No início deste mês, dois polícias municipais de Lisboa foram condenados por envolvimento numa rede de tráfico de seres humanos. A investigação, que durou um ano e meio, revelou que a rede explorava mulheres para prostituição, “submetendo-as a condições degradantes e desumanas, obrigando-as a trabalhar de forma quase permanente, limitando a sua liberdade e autodeterminação”. É alarmante que os agentes, fora do horário de trabalho, usassem fardas para intimidar e coagir as vítimas — mulheres imigrantes, inicialmente aliciadas com promessas de emprego como recepcionistas, mas que, ao chegarem a Portugal, se viam presas a um esquema de exploração sexual, sendo forçadas a trabalhar quase 24 horas por dia.
Este caso não pode ser visto como um incidente isolado. Pelo contrário, reacende a necessidade de uma reflexão sobre o papel e a conduta das forças de segurança em Portugal. Ao revisitar os casos de Cláudia Simões, Elson Sanches e os abusos cometidos em 2019 no bairro da Jamaica, emerge um padrão preocupante de abuso de poder, má conduta e discriminação racial dentro do corpo policial português.
A percepção de que a polícia portuguesa opera sob um manto de impunidade é reforçada pela frequência com que surgem denúncias de abusos que não recebem o devido acompanhamento mediático ou judicial. Estes são os casos que chegam ao conhecimento público; quantos outros permaneceram ocultos, silenciados ou arquivados?
Os acontecimentos descritos não só denotam um grave desvio de conduta por parte dos indivíduos envolvidos, como expõem falhas estruturais no sistema policial português. Estas falhas reflectem-se na forma como as forças de segurança interagem com comunidades marginalizadas, especialmente imigrantes e minorias raciais.
As sucessivas visitas do Comité Europeu para a Prevenção da Tortura e Tratamentos Desumanos ou Degradantes (CPT) a Portugal já tinham alertado para a recorrência de maus-tratos e discriminação racial por parte das forças de segurança, sugerindo acções firmes e imediatas para combater os maus-tratos cometidos por agentes das forças de segurança, que vão além de medidas disciplinares superficiais. Como podemos depositar confiança numa instituição que continua a ser associada, recorrentemente, a comportamentos que violam direitos humanos?
Está na hora de desafiar a credibilidade cega que depositamos na polícia. Para muitos cidadãos brancos, a presença de um agente fardado pode gerar um sentimento de segurança. No entanto, para alguém pertencente a uma minoria racial ou étnica, a experiência pode ser radicalmente oposta, suscitando medo e desconfiança.

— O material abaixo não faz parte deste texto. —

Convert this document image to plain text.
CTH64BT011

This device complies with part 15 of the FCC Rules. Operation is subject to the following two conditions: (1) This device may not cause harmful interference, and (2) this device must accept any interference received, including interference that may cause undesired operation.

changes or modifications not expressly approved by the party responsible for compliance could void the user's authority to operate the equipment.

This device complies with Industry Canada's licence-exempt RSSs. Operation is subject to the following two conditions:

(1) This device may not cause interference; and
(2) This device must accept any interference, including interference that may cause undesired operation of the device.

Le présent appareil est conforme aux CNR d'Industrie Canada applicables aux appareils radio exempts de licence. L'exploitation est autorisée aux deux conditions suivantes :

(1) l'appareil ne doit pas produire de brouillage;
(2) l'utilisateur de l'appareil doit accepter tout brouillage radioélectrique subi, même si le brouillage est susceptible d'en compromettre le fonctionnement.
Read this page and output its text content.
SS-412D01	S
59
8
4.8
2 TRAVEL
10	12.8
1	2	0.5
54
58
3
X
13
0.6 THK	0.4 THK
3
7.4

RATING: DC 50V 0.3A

A imagem tradicional da polícia como defensora da lei e da ordem precisa de ser reavaliada à luz destas questões estruturais. É crucial questionar as dinâmicas de poder que permitem a perpetuação de violência sistémica contra grupos vulneráveis. A resposta institucional tem sido insuficiente, com a IGAI a enfrentar críticas devido à sua dependência excessiva do MAI e à escassez de recursos.
A falta de redes de apoio eficazes para imigrantes e mulheres vulneráveis agrava ainda mais o problema. A ausência de uma estrutura de protecção robusta para estas populações facilita a sua exploração. Organizações não-governamentais, centros de acolhimento e redes de apoio comunitário desempenham um papel crucial na defesa dos direitos de imigrantes e mulheres, oferecendo apoio legal e emocional e um espaço de segurança e confiança mútua. No entanto, estes são, muitas vezes, insuficientes face à magnitude do problema. O Estado tem a responsabilidade de fortalecer estas redes, através de políticas públicas que assegurem os recursos e a formação necessários para que estas iniciativas se consigam sustentar e mostrar eficazes.
Hoje, o corpo que foi criado pelo Estado para nos proteger de ameaças externas encontra-se no lado dos perpetradores. A polícia enquanto instituição está a mover-se para o lado oposto àquele em que devia estar, constituindo-se como uma ameaça aos nossos direitos. A transformação do sistema policial português exige uma abordagem multifacetada. Não basta combater os casos (não tão) isolados de má conduta interna, ou melhorar a formação. É imperativo que se reexamine a cultura que impera dentro das forças de segurança, questionando as narrativas e crenças que guiam as acções dos agentes. A polícia deve servir o público de forma justa e equitativa, protegendo todos os cidadãos, independentemente da sua origem ou condição.